The Romantic Temperament: Jon Nakamatsu in Recital
by Gary Lemco
Piano virtuoso Jon Nakamatsu concluded the 2008-09 season of the Steinway Society the Bay Area with a fine recital at the McAfee Theatre, Saratoga, Saturday, May 2. With music by Clementi, Schumann, and Chopin, Nakamatsu demonstrated his sympathy for the Romantic temperament, its gestures, its rhetorical guises and conceits, its penchant for the grand style. If the recital did not bring poetic revelations, it certainly confirmed Nakamatsu’s status as a serviceable artist with strong, deft hands and a passionate intellect behind the music he champions.
Nakamatsu opened with a work that had occasionally warranted the interest of the legendary Vladimir Horowitz, the Sonata in F-sharp Minor, Op. 25, No. 5 (1790) of Muzio Clementi, the famed virtuoso-pedagogue and contemporary of Mozart and Beethoven. The sonata as a whole seemed fashioned to show off precisely the virtues of Christofori’s instrument, the pianoforte, as a percussive, brilliant purveyor of right-hand fioritura, roulades, cascades, and scintillating scales. The first movement might be construed as a toccata in music-box sonority, having Nakamatsu pedal his Steinway to assume a transparency more in keeping with the more modest clavichord, although the sforzati and chain-melodies did not lack for glitter. The second movement, Lento e patetico, proved a n affecting aria in the “emotional” style favored by Bach’s sons. The Presto, another arioso-style toccata, allowed Nakamatsu some room for digital flight, the scale passages doubling at the third to vivid effect.

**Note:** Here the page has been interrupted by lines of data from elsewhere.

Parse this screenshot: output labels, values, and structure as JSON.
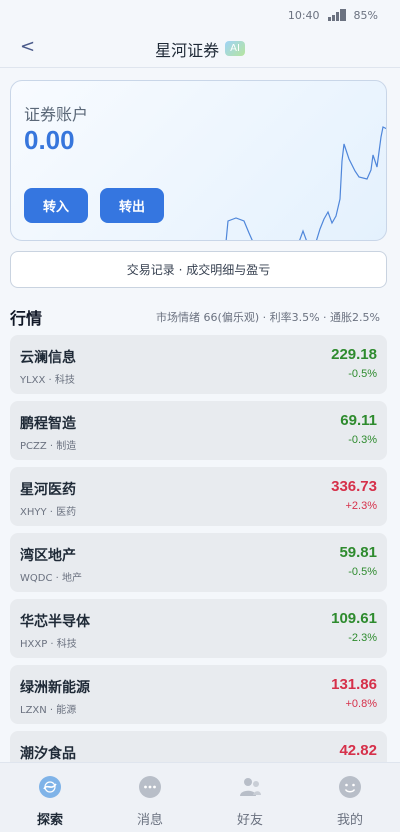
{
  "status": {
    "time": "10:40",
    "battery": "85%"
  },
  "header": {
    "back": "<",
    "title": "星河证券",
    "badge": "AI"
  },
  "account": {
    "label": "证券账户",
    "balance": "0.00",
    "transfer_in": "转入",
    "transfer_out": "转出"
  },
  "records_label": "交易记录 · 成交明细与盈亏",
  "market": {
    "title": "行情",
    "meta": "市场情绪 66(偏乐观) · 利率3.5% · 通胀2.5%",
    "stocks": [
      {
        "name": "云澜信息",
        "code": "YLXX · 科技",
        "price": "229.18",
        "change": "-0.5%",
        "color": "#2e8b2e"
      },
      {
        "name": "鹏程智造",
        "code": "PCZZ · 制造",
        "price": "69.11",
        "change": "-0.3%",
        "color": "#2e8b2e"
      },
      {
        "name": "星河医药",
        "code": "XHYY · 医药",
        "price": "336.73",
        "change": "+2.3%",
        "color": "#d6304a"
      },
      {
        "name": "湾区地产",
        "code": "WQDC · 地产",
        "price": "59.81",
        "change": "-0.5%",
        "color": "#2e8b2e"
      },
      {
        "name": "华芯半导体",
        "code": "HXXP · 科技",
        "price": "109.61",
        "change": "-2.3%",
        "color": "#2e8b2e"
      },
      {
        "name": "绿洲新能源",
        "code": "LZXN · 能源",
        "price": "131.86",
        "change": "+0.8%",
        "color": "#d6304a"
      },
      {
        "name": "潮汐食品",
        "code": "",
        "price": "42.82",
        "change": "",
        "color": "#d6304a"
      }
    ]
  },
  "tabs": [
    {
      "label": "探索",
      "icon": "explore-icon"
    },
    {
      "label": "消息",
      "icon": "message-icon"
    },
    {
      "label": "好友",
      "icon": "friends-icon"
    },
    {
      "label": "我的",
      "icon": "profile-icon"
    }
  ]
}
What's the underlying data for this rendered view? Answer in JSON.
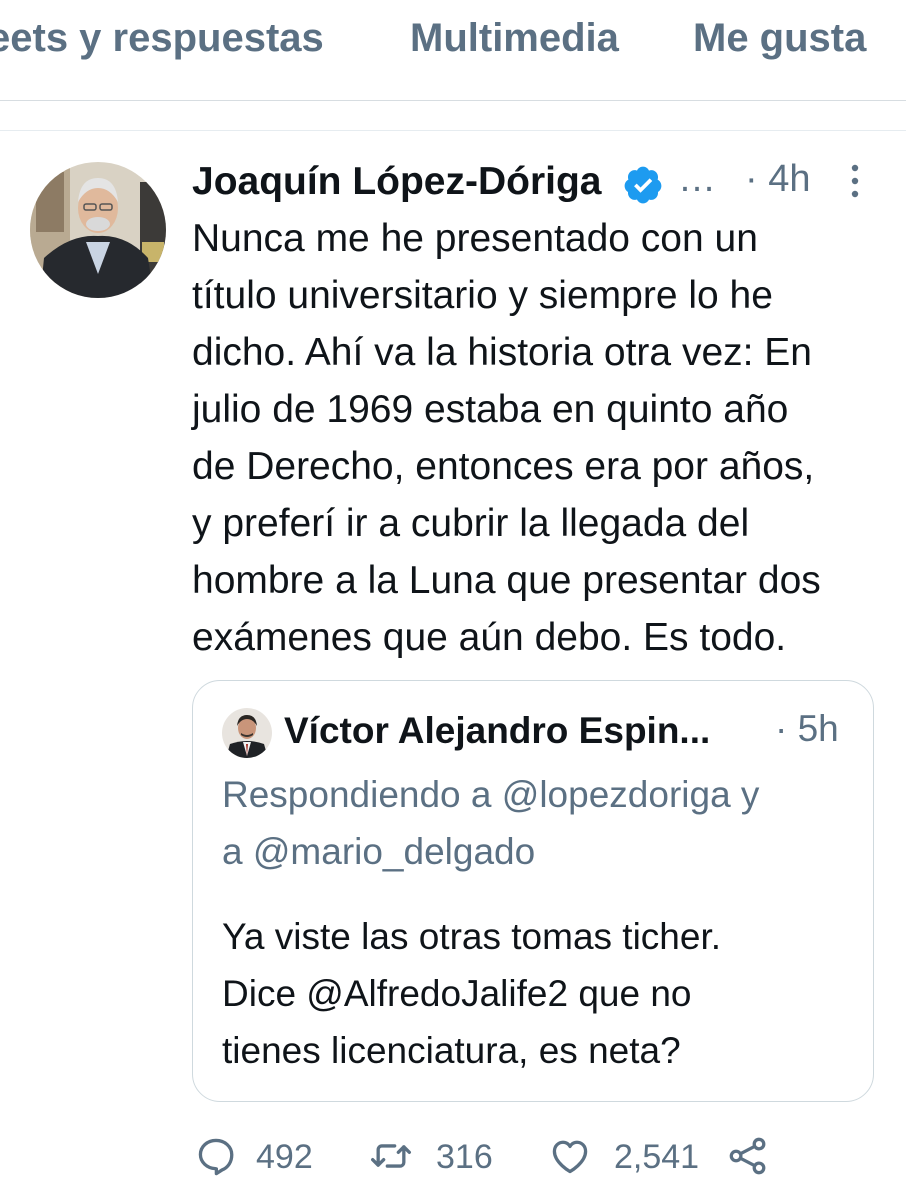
{
  "tabs": [
    "eets y respuestas",
    "Multimedia",
    "Me gusta"
  ],
  "tweet": {
    "author": "Joaquín López-Dóriga",
    "ellipsis": "…",
    "time": "· 4h",
    "body_lines": [
      "Nunca me he presentado con un",
      "título universitario y siempre lo he",
      "dicho. Ahí va la historia otra vez: En",
      "julio de 1969 estaba en quinto año",
      "de Derecho, entonces era por años,",
      "y preferí ir a cubrir la llegada del",
      "hombre a la Luna que presentar dos",
      "exámenes que aún debo. Es todo."
    ]
  },
  "quoted": {
    "author": "Víctor Alejandro Espin...",
    "time": "· 5h",
    "reply_lines": [
      "Respondiendo a @lopezdoriga y",
      "a @mario_delgado"
    ],
    "text_lines": [
      "Ya viste las otras tomas ticher.",
      "Dice @AlfredoJalife2 que no",
      "tienes licenciatura, es neta?"
    ]
  },
  "actions": {
    "replies": "492",
    "retweets": "316",
    "likes": "2,541"
  },
  "colors": {
    "accent": "#1d9bf0",
    "muted": "#5b7083",
    "text": "#0f1419"
  },
  "icons": [
    "verified-badge-icon",
    "more-options-icon",
    "reply-icon",
    "retweet-icon",
    "like-icon",
    "share-icon"
  ]
}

Few keyboard suites capture the Romantic ethos quite so well as Schumann’s Carnaval, Op. 9 (1834), his brisk, anagrammatical reflections on Jean-Paul’s novel Flegeljahre (“Years of Indiscretion”), sutured seamlessly to aspects of the Commedia dell’arte and note-values assigned from Schumann’s own personae, both real and literary. Nakamatsu took the high, optimistic road in this dazzling array of character-sketches and musical polemics against culture-Philistines. If the performance carried a self-conscious bravura and eclat, it no less provided dazzling pirouettes and flirtations for Pierrot, Arlequin, and Coquette. The Papillons, dancing letters on four notes of both Schumann’s name and the town of one of his beaux, fervently displayed any number of digital pyrotechnics with requisite schwung, while Paganini made clear the transfer of the violin’s bariolage technique to the keyboard tablature. Syncopations, three-voice harmony, octave displacement are but a few of the resources Schumann exploits in the cause of “masking,” hiding an initial motif in its own permutations. For the poetic gestures, Chiarina and Chopin, Nakamatsu waxed more prosaic, a tendency that could make glib or belie his sensitivity in the Chopin B Minor Sonata. But Nakamatsu could project pungent wit, too, with his deliberate foreshortening of a lat chord’s decay in order to undercut the music’s sentimentality. After an ironic “Pause,” the March of the David-Leaguers adumbrated Moussorgsky’s Great Gate of Kiev; and the venerable cast of characters once more passed before us like Toulouse-Lautrec’s last, mortal visions do, to bid a fond adieu, at the end of John Huston’s Moulin Rouge.
The Chopin B Minor Sonata, Op. 58 (1844), launched without preliminaries, comprised Nakamatsu’s post-intermission piece, four movements in loose collaboration but motivated by a dark, demonic pathos and intricate, idiosyncratic harmonic syntax. Nakamatsu did not take the first movement repeat, but he did move from a relatively stolid exposition into the Chopin musings with increased serenity and inner pulsation, as though Nakamatsu had to warm to the occasion. A bristling, nervous Scherzo segued to that haunted Lento, a nocturne that implodes in its own dream, a march-fantasy that often dropped through the bar lines into timeless space. Nakamatsu applied a rocking rhythm to the Presto non tanto last movement, rife with the storms and stresses of a poet’s wrestling with his own mortality.
Hardly a surprise that the enthusiastic audience for their “native son” demanded an encore: in this case, the timely Rondo capriccioso, Op. 14 of Felix Mendelssohn, whose opening echoes Schubert’s “An die Musik,” which then yields to the composer’s irresistible, diaphanous impulse for Shakespeare’s faeries. But it was the second encore, Beethoven’s eternal Moonlight Sonata first movement, played at the cut-time tempo the composer indicates, that sold Nakamatsu as a thinker’s virtuoso. Unsentimentally rendered, the work gained from a palpable sonority that might have been lacking for much of the evening, an ability to “make tone” that gave the Sonata quasi fantasia an especial directness and grace that outshone the more blatantly flamboyant pieces that had preceded it.